Just as for knit stitches, the “gaps” between stitches cannot be distinguished from the “stitches” themselves. The “frowns” of the stitches appear as “smiles” when you rotate the work by 180°. Just as for knit stitches, you cannot tell which is the cast-on edge just be looking in the middle of a section of fabric – you need to look at the cast-on or unworked edge to know “which way up” it is.

Looking at the back of stocking and reverse stocking stitch

Back of stocking stitch
Private face of stocking stitch swatch
Back of reverse stocking stitch
Private face of reverse stocking stitch swatch

Why does the private face (back) of stocking stitch look like the public face of reverse stocking stitch? Because a knit stitch on one face is a purl stitch on the opposite face. That is why when you cannot see which row of stockinette you knit and which you purled.

What does that mean for reading your knitting? If you don’t recognise what is happening on one face – look at the other one to see if that is more familiar.

Garter stitch

Swatch showing garter stitch

Working flat, garter stitch is made by knitting every row

Working in the round, one round is knit and the next purled.

Garter stitch looks the same from both sides.

Although garter stitch looks the same from both sides, you still need to know which is the private side and which is the public side.

Tip. Hang a removable stitch marker on the public side of any garter stitch item that you make.


Whereas garter stich alternates rows of knit and purl stitches, rib alternates these within a row.

Swatch showing 1x1 rib at the bottom right and 2x2 rib at the top left with the transition running diagonally from bottom left to top right.

This picture shows two typical rib patterns. Top left is 2×2 rib, made as a repeating sequence of two knit then two purl stitches. Bottom right is 1×1 rib in which the repeated sequence is one knit then one purl.

Rib pulls in so that the columns of purls partly (sometimes totally) hide behind the columns of knit stitches. Sometimes rib uses different numbers of knit and purl stitches in a repeat (for example k3 p2). You can count the individual knit stitches quite easily. Knit stitches hide the purl stitches. You may need to spread the fabric to count the purls – or just count the knit stitches on the other side.

Other stitch patterns using only knit and purl

Many textured fabrics combine knit and purl stitches to create intricate patterns. Search the internet for images of “ganseys” to see how impressive these combinations can be. Now think of how much rework you would need if you could not recognise knit and purl stitches as you make them.


Though looking complex, cables are only groups of knit and purl stitches. You make them by crossing one group of stitches in front or behind another group.

An area of fabric with stocking stitch on the left and the right and a central panel consisting of two cabled columns surrounding a cris-crossed cable.

The photograph shows an area of cables.
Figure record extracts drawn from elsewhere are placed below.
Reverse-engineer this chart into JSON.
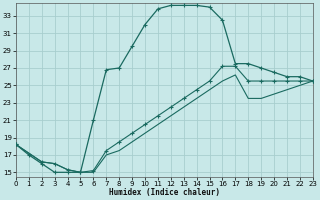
{
  "xlabel": "Humidex (Indice chaleur)",
  "background_color": "#c8e8e8",
  "grid_color": "#a8cece",
  "line_color": "#1a6a60",
  "xlim": [
    0,
    23
  ],
  "ylim": [
    14.5,
    34.5
  ],
  "xticks": [
    0,
    1,
    2,
    3,
    4,
    5,
    6,
    7,
    8,
    9,
    10,
    11,
    12,
    13,
    14,
    15,
    16,
    17,
    18,
    19,
    20,
    21,
    22,
    23
  ],
  "yticks": [
    15,
    17,
    19,
    21,
    23,
    25,
    27,
    29,
    31,
    33
  ],
  "curve1_x": [
    0,
    1,
    2,
    3,
    4,
    5,
    6,
    7,
    8,
    9,
    10,
    11,
    12,
    13,
    14,
    15,
    16,
    17,
    18,
    19,
    20,
    21,
    22,
    23
  ],
  "curve1_y": [
    18.2,
    17.0,
    16.0,
    15.0,
    15.0,
    15.0,
    21.0,
    26.8,
    27.0,
    29.5,
    32.0,
    33.8,
    34.2,
    34.2,
    34.2,
    34.0,
    32.5,
    27.5,
    27.5,
    27.0,
    26.5,
    26.0,
    26.0,
    25.5
  ],
  "curve2_x": [
    0,
    2,
    3,
    4,
    5,
    6,
    7,
    8,
    9,
    10,
    11,
    12,
    13,
    14,
    15,
    16,
    17,
    18,
    19,
    20,
    21,
    22,
    23
  ],
  "curve2_y": [
    18.2,
    16.2,
    16.0,
    15.3,
    15.0,
    15.2,
    17.5,
    18.5,
    19.5,
    20.5,
    21.5,
    22.5,
    23.5,
    24.5,
    25.5,
    27.2,
    27.2,
    25.5,
    25.5,
    25.5,
    25.5,
    25.5,
    25.5
  ],
  "curve3_x": [
    0,
    2,
    3,
    4,
    5,
    6,
    7,
    8,
    9,
    10,
    11,
    12,
    13,
    14,
    15,
    16,
    17,
    18,
    19,
    20,
    21,
    22,
    23
  ],
  "curve3_y": [
    18.2,
    16.2,
    16.0,
    15.3,
    15.0,
    15.0,
    17.0,
    17.5,
    18.5,
    19.5,
    20.5,
    21.5,
    22.5,
    23.5,
    24.5,
    25.5,
    26.2,
    23.5,
    23.5,
    24.0,
    24.5,
    25.0,
    25.5
  ]
}
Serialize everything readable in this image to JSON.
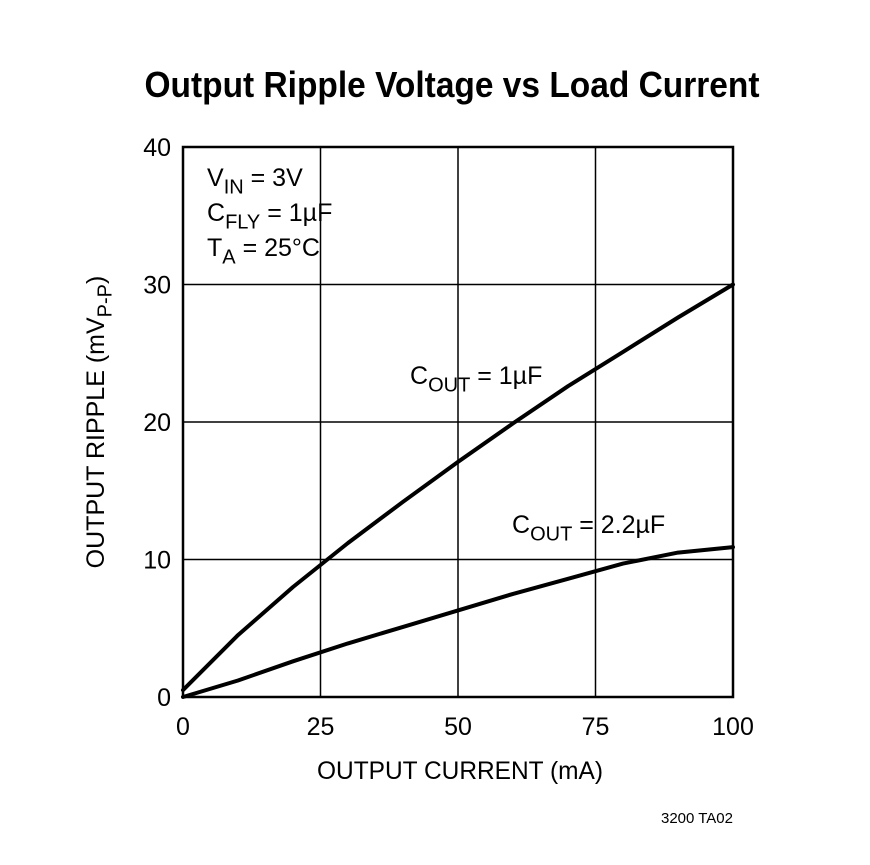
{
  "chart_data": {
    "type": "line",
    "title": "Output Ripple Voltage vs Load Current",
    "xlabel": "OUTPUT CURRENT (mA)",
    "ylabel_parts": [
      "OUTPUT RIPPLE (mV",
      "P-P",
      ")"
    ],
    "x": [
      0,
      10,
      20,
      30,
      40,
      50,
      60,
      70,
      80,
      90,
      100
    ],
    "series": [
      {
        "name_parts": [
          "C",
          "OUT",
          " = 1µF"
        ],
        "color": "#000000",
        "values": [
          0.5,
          4.5,
          8.0,
          11.2,
          14.2,
          17.1,
          19.9,
          22.6,
          25.1,
          27.6,
          30
        ]
      },
      {
        "name_parts": [
          "C",
          "OUT",
          " = 2.2µF"
        ],
        "color": "#000000",
        "values": [
          0,
          1.2,
          2.6,
          3.9,
          5.1,
          6.3,
          7.5,
          8.6,
          9.7,
          10.5,
          10.9
        ]
      }
    ],
    "annotations": [
      [
        "V",
        "IN",
        " = 3V"
      ],
      [
        "C",
        "FLY",
        " = 1µF"
      ],
      [
        "T",
        "A",
        " = 25°C"
      ]
    ],
    "xlim": [
      0,
      100
    ],
    "xticks": [
      0,
      25,
      50,
      75,
      100
    ],
    "ylim": [
      0,
      40
    ],
    "yticks": [
      0,
      10,
      20,
      30,
      40
    ],
    "grid": true,
    "footnote": "3200 TA02"
  }
}
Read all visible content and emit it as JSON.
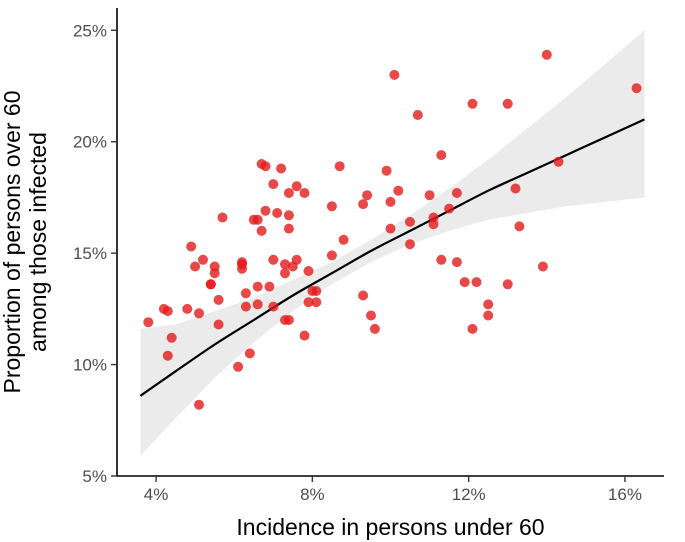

Each cable has two stitches crossing over two stitches.

In the “ropes” at the sides of this cabled area, half the knit stitches cross in front of the other half. Cables in the central area are knit stitches crossing in front of background purl stitches.

Particular things to look for when reading your knitting to find mistakes with cables are:

  • Do the stitches from the left pass in front of the ones from the right, or the other way round? Look carefully at the photo above to spot which of the crossings on the central panel goes the wrong way.
  • Are some crossings closer to the next than others?
  • Are there purls in your cable columns?
  • Is the background to the cables consistent?